Привыкнув за последние месяцы проводить время взаперти, Софья Петровна не ведала об этой преданности. Напротив, ей стало казаться, что в зазубренных, однообразных ответах ее собеседников стала проскальзывать недосказанность. Если ей отвечали «нет», она слышала «да». Если в разговоре возникали паузы, она воспринимала их как предательское подтверждение собственных подозрений. Она стала раздражительной и удивляла друзей не свойственной ей говорливостью. Не желая слушать о погоде или чужих внуках, она терзала подруг и друзей, вытряхивая из их измученных душ несуществующее признание. Оскорбленные в своих самых высоких чувствах, они начали ее сторониться. Вместо голосов Софья Петровна все чаще стала слышать долгие гудки, и это несоотносимое с ее внутренним терзанием равнодушие – больно ранило ее.

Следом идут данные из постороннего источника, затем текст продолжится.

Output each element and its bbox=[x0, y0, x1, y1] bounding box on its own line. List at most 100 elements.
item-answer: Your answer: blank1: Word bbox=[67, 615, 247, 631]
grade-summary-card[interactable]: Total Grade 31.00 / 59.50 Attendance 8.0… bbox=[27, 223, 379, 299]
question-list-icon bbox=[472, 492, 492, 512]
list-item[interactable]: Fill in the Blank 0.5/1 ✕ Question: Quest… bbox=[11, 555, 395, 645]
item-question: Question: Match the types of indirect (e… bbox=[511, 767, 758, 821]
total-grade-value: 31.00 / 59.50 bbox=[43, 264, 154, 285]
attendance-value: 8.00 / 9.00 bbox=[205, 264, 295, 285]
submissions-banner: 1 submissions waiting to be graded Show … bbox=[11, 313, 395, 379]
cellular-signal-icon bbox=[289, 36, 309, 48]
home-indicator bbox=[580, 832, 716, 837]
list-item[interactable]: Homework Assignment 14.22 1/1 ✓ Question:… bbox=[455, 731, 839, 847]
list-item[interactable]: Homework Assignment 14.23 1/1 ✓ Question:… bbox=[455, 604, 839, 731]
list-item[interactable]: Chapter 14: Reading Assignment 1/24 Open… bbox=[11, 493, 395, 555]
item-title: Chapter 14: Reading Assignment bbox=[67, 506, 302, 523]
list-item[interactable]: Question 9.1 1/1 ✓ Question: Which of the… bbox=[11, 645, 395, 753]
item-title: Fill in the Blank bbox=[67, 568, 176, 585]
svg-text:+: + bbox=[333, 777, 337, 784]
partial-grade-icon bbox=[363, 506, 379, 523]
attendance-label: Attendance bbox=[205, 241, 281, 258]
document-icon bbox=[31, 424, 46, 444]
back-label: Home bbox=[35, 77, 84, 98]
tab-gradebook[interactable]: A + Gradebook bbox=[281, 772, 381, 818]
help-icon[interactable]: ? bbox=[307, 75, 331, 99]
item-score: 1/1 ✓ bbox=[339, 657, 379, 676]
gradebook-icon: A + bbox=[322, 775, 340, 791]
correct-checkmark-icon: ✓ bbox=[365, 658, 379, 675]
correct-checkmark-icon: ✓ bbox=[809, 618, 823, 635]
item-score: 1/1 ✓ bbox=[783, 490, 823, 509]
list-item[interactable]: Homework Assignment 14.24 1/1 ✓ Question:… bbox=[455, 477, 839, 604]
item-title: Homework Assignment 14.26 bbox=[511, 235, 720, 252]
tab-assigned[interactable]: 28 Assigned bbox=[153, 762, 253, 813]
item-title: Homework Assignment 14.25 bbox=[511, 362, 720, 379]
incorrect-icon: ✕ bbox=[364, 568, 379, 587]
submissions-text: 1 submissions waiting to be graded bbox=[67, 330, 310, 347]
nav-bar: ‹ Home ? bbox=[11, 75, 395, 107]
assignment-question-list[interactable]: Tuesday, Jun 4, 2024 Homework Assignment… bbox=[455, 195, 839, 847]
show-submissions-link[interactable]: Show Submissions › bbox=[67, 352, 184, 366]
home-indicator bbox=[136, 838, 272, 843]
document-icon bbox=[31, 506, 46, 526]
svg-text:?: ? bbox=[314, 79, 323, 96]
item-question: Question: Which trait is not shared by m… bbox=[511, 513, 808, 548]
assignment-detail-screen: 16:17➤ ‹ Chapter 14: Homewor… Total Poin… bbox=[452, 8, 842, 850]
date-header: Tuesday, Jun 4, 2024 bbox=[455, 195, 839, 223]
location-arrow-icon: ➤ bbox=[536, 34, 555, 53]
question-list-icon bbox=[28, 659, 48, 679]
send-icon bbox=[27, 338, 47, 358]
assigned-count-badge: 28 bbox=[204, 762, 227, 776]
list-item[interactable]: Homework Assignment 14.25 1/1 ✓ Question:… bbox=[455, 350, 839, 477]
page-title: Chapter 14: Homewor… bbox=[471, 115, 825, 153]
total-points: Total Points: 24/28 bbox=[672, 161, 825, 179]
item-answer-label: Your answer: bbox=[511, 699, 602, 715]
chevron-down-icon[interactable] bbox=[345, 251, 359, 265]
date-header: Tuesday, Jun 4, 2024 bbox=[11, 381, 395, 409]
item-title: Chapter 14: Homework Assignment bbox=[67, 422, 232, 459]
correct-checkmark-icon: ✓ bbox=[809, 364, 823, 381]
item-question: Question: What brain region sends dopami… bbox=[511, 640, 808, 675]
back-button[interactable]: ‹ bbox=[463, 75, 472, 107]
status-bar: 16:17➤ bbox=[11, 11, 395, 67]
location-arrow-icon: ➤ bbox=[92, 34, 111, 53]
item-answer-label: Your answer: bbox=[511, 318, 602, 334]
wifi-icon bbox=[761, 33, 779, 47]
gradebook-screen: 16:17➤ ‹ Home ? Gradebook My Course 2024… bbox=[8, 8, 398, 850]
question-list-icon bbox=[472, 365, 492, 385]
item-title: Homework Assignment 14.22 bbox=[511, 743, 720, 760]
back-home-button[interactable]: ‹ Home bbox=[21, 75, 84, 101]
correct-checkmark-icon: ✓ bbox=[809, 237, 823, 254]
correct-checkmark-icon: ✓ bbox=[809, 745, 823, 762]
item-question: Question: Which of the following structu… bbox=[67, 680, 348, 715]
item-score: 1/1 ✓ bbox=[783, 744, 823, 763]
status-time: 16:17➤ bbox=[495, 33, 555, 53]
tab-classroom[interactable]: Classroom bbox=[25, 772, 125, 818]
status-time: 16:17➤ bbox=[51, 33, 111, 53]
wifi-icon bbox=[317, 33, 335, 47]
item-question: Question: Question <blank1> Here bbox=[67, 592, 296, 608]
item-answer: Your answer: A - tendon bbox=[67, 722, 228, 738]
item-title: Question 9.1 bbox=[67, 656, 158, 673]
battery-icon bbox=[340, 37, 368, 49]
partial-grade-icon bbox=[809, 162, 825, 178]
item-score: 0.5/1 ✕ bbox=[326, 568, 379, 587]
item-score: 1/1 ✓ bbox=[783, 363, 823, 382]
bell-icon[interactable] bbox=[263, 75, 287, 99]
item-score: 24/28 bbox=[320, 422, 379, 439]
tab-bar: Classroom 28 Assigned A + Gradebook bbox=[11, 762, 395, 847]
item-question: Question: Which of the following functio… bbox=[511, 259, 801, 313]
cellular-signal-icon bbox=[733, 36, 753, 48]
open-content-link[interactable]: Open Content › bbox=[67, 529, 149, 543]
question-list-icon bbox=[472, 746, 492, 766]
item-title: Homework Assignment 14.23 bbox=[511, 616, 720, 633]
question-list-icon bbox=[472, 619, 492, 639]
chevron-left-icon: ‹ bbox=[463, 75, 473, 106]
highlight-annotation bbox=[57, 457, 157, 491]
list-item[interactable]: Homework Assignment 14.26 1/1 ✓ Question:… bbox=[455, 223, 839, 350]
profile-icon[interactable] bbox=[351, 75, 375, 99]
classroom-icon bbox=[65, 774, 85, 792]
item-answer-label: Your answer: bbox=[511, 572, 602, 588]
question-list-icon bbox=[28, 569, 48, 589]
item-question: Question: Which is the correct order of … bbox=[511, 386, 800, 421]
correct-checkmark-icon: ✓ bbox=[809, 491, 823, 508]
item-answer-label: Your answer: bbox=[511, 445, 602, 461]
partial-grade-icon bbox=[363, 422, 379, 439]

Тогда она принялась писать письма сыну, чего раньше никогда не делала, предпочитая телефонные переговоры. Она распечатала упаковку бумаги, вручную разлиновала ее и принялась за дело. Это были не обычные письма, где найдется место и хорошему, и плохому, как обычно случается. То были письма, насквозь пронизанные лучами жизни, залитые безоблачным сиянием восхитительного, поистине райского существования двух влюбленных друг в друга пенсионеров. В этих посланиях страшная эпидемия так и не добралась до их поселка и не коснулась никого из рабочей бригады отца. В них сквозила радостная, долгожданная усталость от долгих лет труда и забот, беспрестанно пели птицы и летали безжалые пчелы, в них не заканчивались прогулки вдоль сытой рыбой реки и не пересыхал колодец с ключевой водой во дворе. Там не догорал костер с бурлящей в котле нежной говядиной и картошкой, собранной отцом, который, изо дня в день только и делал, что забесплатно поправлял свое здоровье. Он так полюбил лежать в гамаке на крыльце их нового дома, что из-за такой любви разбитый на заднем дворе сад стал давать неслыханные урожаи черешни и персиков. Вот какая была жизнь в этих письмах. И Софья Петровна до того полюбила их писать, что позабыла и про ежедневные контрольные звонки, и про пыль на крышке гроба, и про последний разговор с Сашей, где он, излишне храбрясь, говорил о сотнях и тысячах умерших от китайской заразы москвичей. Все осталось где-то за краем приусадебного участка, который зазеленел и расцвел белыми всполохами душистых, пьянящих цветов дурман-травы, тихо прокравшихся сюда от самой реки.
Время от времени Софья Петровна подсчитывала, сколько лет осталось сидеть Кирюше, – получалось где-то около семи. Иногда эта цифра казалось ей незначительной, а иногда нависала большой грозной тенью. Тогда она хваталась за ручку, задумывая письмо лучше прежнего, чтобы сыну о доме думалось легко, а работа шла только на пользу. И черная тень тогда послушно бледнела, превращаясь в мирные дни и месяцы, в ясные, отдохновенные годы. Софья Петровна вытягивала очередной чистый лист из пачки и начинала аккуратно, неторопливо на нем выводить: «Здравствуй, сын!»